Affiliation: University of California Santa Barbara
Keywords: a. cytoskeleton; a. cytoskeleton
The Rho family of small GTPases, Rac, Rho, and Cdc42 represent central nodes in the cytoskeletal and signaling networks that drive cell migration and engulfment. How the cells utilize the same RhoGTPase networks to promote different processes in different contexts is not well understood. We address this question in the Drosophila ovary, which contains ~850 somatic follicle cells and 16 much larger germline cells. Previously we reported that local and transient activation of Rac using a photoactivatable Rac (PA-Rac) induced protrusions and motility in border cells. However, persistent expression of a constitutively active form of Rac (Rac-CA) in just a subset of follicle cells, using a cell-type-specific enhancer (slbo-Gal4), destroyed the entire egg chamber, a phenotype that is significantly suppressed by mutation of a single engulfment receptor, Draper. Additionally, border follicle cells expressing Rac-CA by slbo-Gal4 engulf adjacent polar cells in early-stage 8 egg chambers. To further assess the effects of Rac-CA mediated engulfment, we generated FlpoutGal4 driven clones to express Rac-CA in a subset of follicle cells. These clones displayed a non-autonomous expression of Draper in follicle cells. Therefore, the expression of Rac-CA in a few cells destroys the whole tissue likely by stimulating engulfment.

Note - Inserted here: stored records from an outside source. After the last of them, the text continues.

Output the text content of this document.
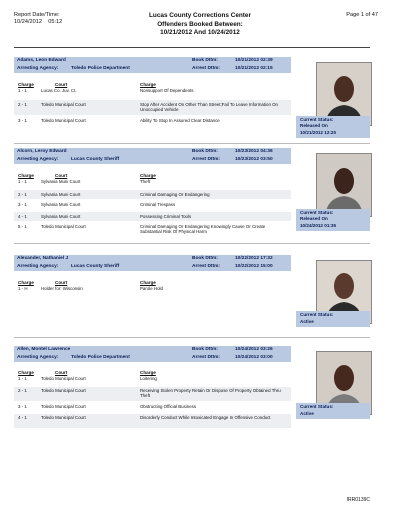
Report Date/Time:
10/24/2012 05:12
Lucas County Corrections Center
Offenders Booked Between:
10/21/2012 And 10/24/2012
Page 1 of 47
Adams, Leon Edward	Book Dttm:	10/21/2012 02:39
Arresting Agency:	Toledo Police Department	Arrest Dttm:	10/21/2012 02:15
Charge	Court	Charge
1 - 1	Lucas Co. Juv. Ct.	Nonsupport Of Dependents
2 - 1	Toledo Municipal Court	Stop After Accident On Other Than Street;Fail To Leave Information On Unoccupied Vehicle
3 - 1	Toledo Municipal Court	Ability To Stop In Assured Clear Distance	Current Status:
Released On
10/21/2012 12:20
Alcorn, Leroy Edward	Book Dttm:	10/23/2012 04:36
Arresting Agency:	Lucas County Sheriff	Arrest Dttm:	10/23/2012 03:50
Charge	Court	Charge
1 - 1	Sylvania Muni Court	Theft
2 - 1	Sylvania Muni Court	Criminal Damaging Or Endangering
3 - 1	Sylvania Muni Court	Criminal Trespass
4 - 1	Sylvania Muni Court	Possessing Criminal Tools
5 - 1	Toledo Municipal Court	Criminal Damaging Or Endangering Knowingly Cause Or Create Substantial Risk Of Physical Harm
Current Status:
Released On
10/24/2012 01:35
Alexander, Nathaniel J	Book Dttm:	10/22/2012 17:32
Arresting Agency:	Lucas County Sheriff	Arrest Dttm:	10/22/2012 15:00
Charge	Court	Charge
1 - H	Holder for: Wisconsin	Parole Hold
Current Status:
Active
Allen, Montel Lawrence	Book Dttm:	10/24/2012 03:26
Arresting Agency:	Toledo Police Department	Arrest Dttm:	10/24/2012 03:00
Charge	Court	Charge
1 - 1	Toledo Municipal Court	Loitering
2 - 1	Toledo Municipal Court	Receiving Stolen Property Retain Or Dispose Of Property Obtained Thru Theft
3 - 1	Toledo Municipal Court	Obstructing Official Business
4 - 1	Toledo Municipal Court	Disorderly Conduct While Intoxicated Engage In Offensive Conduct
Current Status:
Active
IRR0139C
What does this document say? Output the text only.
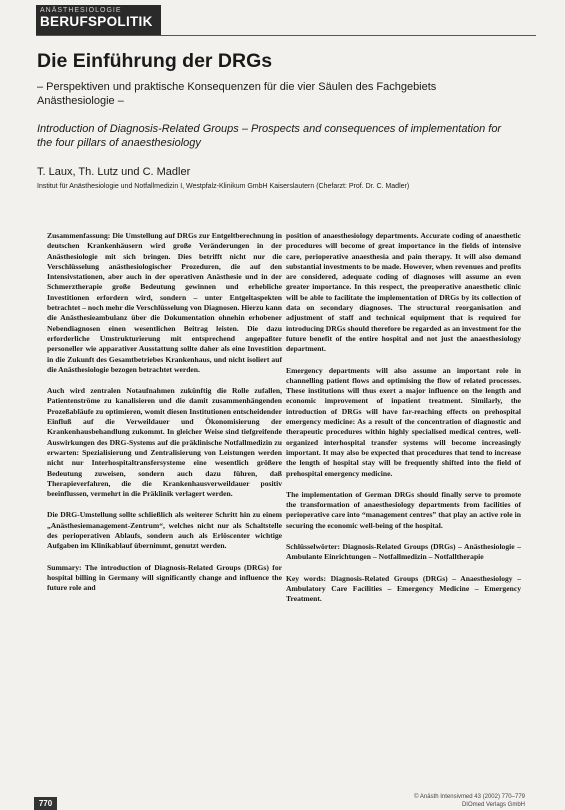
ANÄSTHESIOLOGIE
BERUFSPOLITIK
Die Einführung der DRGs
– Perspektiven und praktische Konsequenzen für die vier Säulen des Fachgebiets Anästhesiologie –
Introduction of Diagnosis-Related Groups – Prospects and consequences of implementation for the four pillars of anaesthesiology
T. Laux, Th. Lutz und C. Madler
Institut für Anästhesiologie und Notfallmedizin I, Westpfalz-Klinikum GmbH Kaiserslautern (Chefarzt: Prof. Dr. C. Madler)

Zusammenfassung: Die Umstellung auf DRGs zur Entgeltberechnung in deutschen Krankenhäusern wird große Veränderungen in der Anästhesiologie mit sich bringen. Dies betrifft nicht nur die Verschlüsselung anästhesiologischer Prozeduren, die auf den Intensivstationen, aber auch in der operativen Anästhesie und in der Schmerztherapie große Bedeutung gewinnen und erhebliche Investitionen erfordern wird, sondern – unter Entgeltaspekten betrachtet – noch mehr die Verschlüsselung von Diagnosen. Hierzu kann die Anästhesieambulanz über die Dokumentation ohnehin erhobener Nebendiagnosen einen wesentlichen Beitrag leisten. Die dazu erforderliche Umstrukturierung mit entsprechend angepaßter personeller wie apparativer Ausstattung sollte daher als eine Investition in die Zukunft des Gesamtbetriebes Krankenhaus, und nicht isoliert auf die Anästhesiologie bezogen betrachtet werden.

Auch wird zentralen Notaufnahmen zukünftig die Rolle zufallen, Patientenströme zu kanalisieren und die damit zusammenhängenden Prozeßabläufe zu optimieren, womit diesen Institutionen entscheidender Einfluß auf die Verweildauer und Ökonomisierung der Krankenhausbehandlung zukommt. In gleicher Weise sind tiefgreifende Auswirkungen des DRG-Systems auf die präklinische Notfallmedizin zu erwarten: Spezialisierung und Zentralisierung von Leistungen werden nicht nur Interhospitaltransfersysteme eine wesentlich größere Bedeutung zuweisen, sondern auch dazu führen, daß Therapieverfahren, die die Krankenhausverweildauer positiv beeinflussen, vermehrt in die Präklinik verlagert werden.

Die DRG-Umstellung sollte schließlich als weiterer Schritt hin zu einem „Anästhesiemanagement-Zentrum“, welches nicht nur als Schaltstelle des perioperativen Ablaufs, sondern auch als Erlöscenter wichtige Aufgaben im Klinikablauf übernimmt, genutzt werden.

Summary: The introduction of Diagnosis-Related Groups (DRGs) for hospital billing in Germany will significantly change and influence the future role and

position of anaesthesiology departments. Accurate coding of anaesthetic procedures will become of great importance in the fields of intensive care, perioperative anaesthesia and pain therapy. It will also demand substantial investments to be made. However, when revenues and profits are considered, adequate coding of diagnoses will assume an even greater importance. In this respect, the preoperative anaesthetic clinic will be able to facilitate the implementation of DRGs by its collection of data on secondary diagnoses. The structural reorganisation and adjustment of staff and technical equipment that is required for introducing DRGs should therefore be regarded as an investment for the future benefit of the entire hospital and not just the anaesthesiology department.

Emergency departments will also assume an important role in channelling patient flows and optimising the flow of related processes. These institutions will thus exert a major influence on the length and economic improvement of inpatient treatment. Similarly, the introduction of DRGs will have far-reaching effects on prehospital emergency medicine: As a result of the concentration of diagnostic and therapeutic procedures within highly specialised medical centres, well-organized interhospital transfer systems will become increasingly important. It may also be expected that procedures that tend to increase the length of hospital stay will be frequently shifted into the field of prehospital emergency medicine.

The implementation of German DRGs should finally serve to promote the transformation of anaesthesiology departments from facilities of perioperative care into “management centres” that play an active role in securing the economic well-being of the hospital.

Schlüsselwörter: Diagnosis-Related Groups (DRGs) – Anästhesiologie – Ambulante Einrichtungen – Notfallmedizin – Notfalltherapie

Key words: Diagnosis-Related Groups (DRGs) – Anaesthesiology – Ambulatory Care Facilities – Emergency Medicine – Emergency Treatment.

770
© Anästh Intensivmed 43 (2002) 770–779
DIOmed Verlags GmbH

To understand the mechanisms underlying Rac-CA mediated tissue destruction, we performed fixed tissue imaging with cell death markers. We observed that expression of Rac-CA caused caspase activation in follicle cells non-autonomously and increased acidification of germline nurse cells evident by lysotracker staining. Live imaging of follicle cells expressing Rac-CA by slbo-Gal4 unveiled rapid and synchronous death of germline nurse cells. It was initiated by biting the nurse cell membrane by border follicle cells. Expression of Rac-CA by stretch follicle cell-specific PG150-Gal4 also results in egg chamber death suggesting that the Rac-induced egg chamber death shares some features with late-stage developmental programmed cell death.
These results indicate that focal and transient activation of Rac promotes protrusion and motility, whereas high and sustained Rac activation promotes phagocytosis, initially of living cells, ultimately destroying the whole tissue. These results offer a novel explanation for a previously mysterious human immunodeficiency.